Experimental data have been acquired under fault-free operating conditions and, with the support of domain expertise, experiments have also been generated with a variety of seeded faults under controlled conditions.
Fault-free experiments (having label 0) represent the behaviour of the machine during its normal operating regime. In this case, the machine does not present any problem and runs smoothly. Fault-free experiments have been acquired by using two different system parameter configurations. Yet, both system parameter configurations lead to a nominal system behaviour.
Seeded faults operating conditions are characterized by anomalous behaviour. Depending on the fault, unhealthy experiments have been labeled with 8 different labels. Each fault is characterized by an anomalous behaviour of one or or more signals.
To download the Dataset, after registering online, log on your profile page.
The objectives of this data challenge are:
- Identify and classify the faults: to cope with a predictive maintenance scenario, the teams have to develop models able to predict the fault (if present) in unlabeled data
- Identify the signals having anomalous behaviour: to help the manufacturer operator to understand the fault, the teams have to rank the input signals to identify the most important ones for the prediction.
- Predict the correct fault in the shortest time: to reduce as much as possible the waste of time and components, the teams have to identify the presence of the fault in the shortest possible time. As such, teams have to design solutions working in a streaming fashion. The streaming nature of the solutions have to read the unlabeled data following the time window order. The solutions have to indicate the fault label as soon as possible.
- BONUS – Identification of system parameter configuration: fault-free experiments have been acquired with two different system parameter configurations yielding to similar smoothly operating performance. The teams have to develop unsupervised solutions able to identify the experiments performed with the different system parameter configurations.

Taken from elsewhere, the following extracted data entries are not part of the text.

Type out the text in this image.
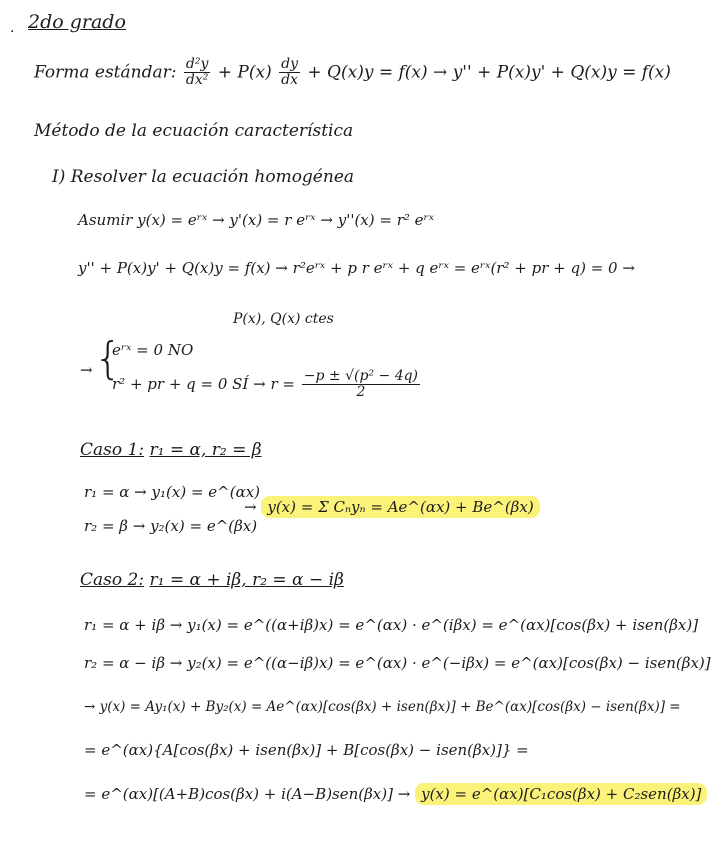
· 2do grado
Forma estándar: $\frac{\text{d²y}}{\text{dx²}} + P(x) \frac{dy}{dx} + Q(x)y = f(x) \to y'' + P(x)y' + Q(x)y = f(x)$
Método de la ecuación característica
I) Resolver la ecuación homogénea
Asumir y(x) = eʳˣ → y'(x) = r eʳˣ → y''(x) = r² eʳˣ
y'' + P(x)y' + Q(x)y = f(x) → r²eʳˣ + p r eʳˣ + q eʳˣ = eʳˣ(r² + pr + q) = 0 →
P(x), Q(x) ctes
→ {
eʳˣ = 0 NO
r² + pr + q = 0 SÍ → $r = \frac{\text{−p ± √(p² − 4q)}}{2}$
Caso 1: r₁ = α, r₂ = β
r₁ = α → y₁(x) = e^(αx)
r₂ = β → y₂(x) = e^(βx)
→ y(x) = Σ Cₙyₙ = Ae^(αx) + Be^(βx)
Caso 2: r₁ = α + iβ, r₂ = α − iβ
r₁ = α + iβ → y₁(x) = e^((α+iβ)x) = e^(αx) · e^(iβx) = e^(αx)[cos(βx) + isen(βx)]
r₂ = α − iβ → y₂(x) = e^((α−iβ)x) = e^(αx) · e^(−iβx) = e^(αx)[cos(βx) − isen(βx)]
→ y(x) = Ay₁(x) + By₂(x) = Ae^(αx)[cos(βx) + isen(βx)] + Be^(αx)[cos(βx) − isen(βx)] =
= e^(αx){A[cos(βx) + isen(βx)] + B[cos(βx) − isen(βx)]} =
= e^(αx)[(A+B)cos(βx) + i(A−B)sen(βx)] → y(x) = e^(αx)[C₁cos(βx) + C₂sen(βx)]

For these objectives two sets of data are provided in different phases of the challenge:
Model training and validation: This dataset will be released at the competition launch. It comprises 70 experiments describing fault-free experiments (class 0) and 5 faulty classes (class: 2, 3, 5, 7, 9). The fault-free experiments include experiments with both system parameter configurations. Table 1 describes the label distribution.
Model refinement: This dataset will be released three weeks before the end of the competition. It comprises 29 experiments describing fault-free experiments (class 0) and 3 faulty classes (class: 4, 11, 12). The fault-free experiments include experiments with both system parameter configurations. Table 2 describes the label distribution.
Table 1 Model training and validation – 70 experiments
|Class||Number of Datasets|
Table 2 Model refinement – 29 experiments
For the submission, participants are required to submit 3 parts:
- a Jupyter Notebook in Python 3 including the Test Classification function (the function that runs the classification task on new data). Please visit the GIT repo (https://github.com/PHME-Datachallenge/Data-Challenge-2021) to access sample code for data handling and to log issues,
- the created models (e.g., pickle file) which is the trained model that will be used by the Test Classification function to classify new data,
- and a short paper (maximum 4 pages) describing the applied methodology.
The file can be submitted as a single zip file. Please include the team’s name in the zip file name.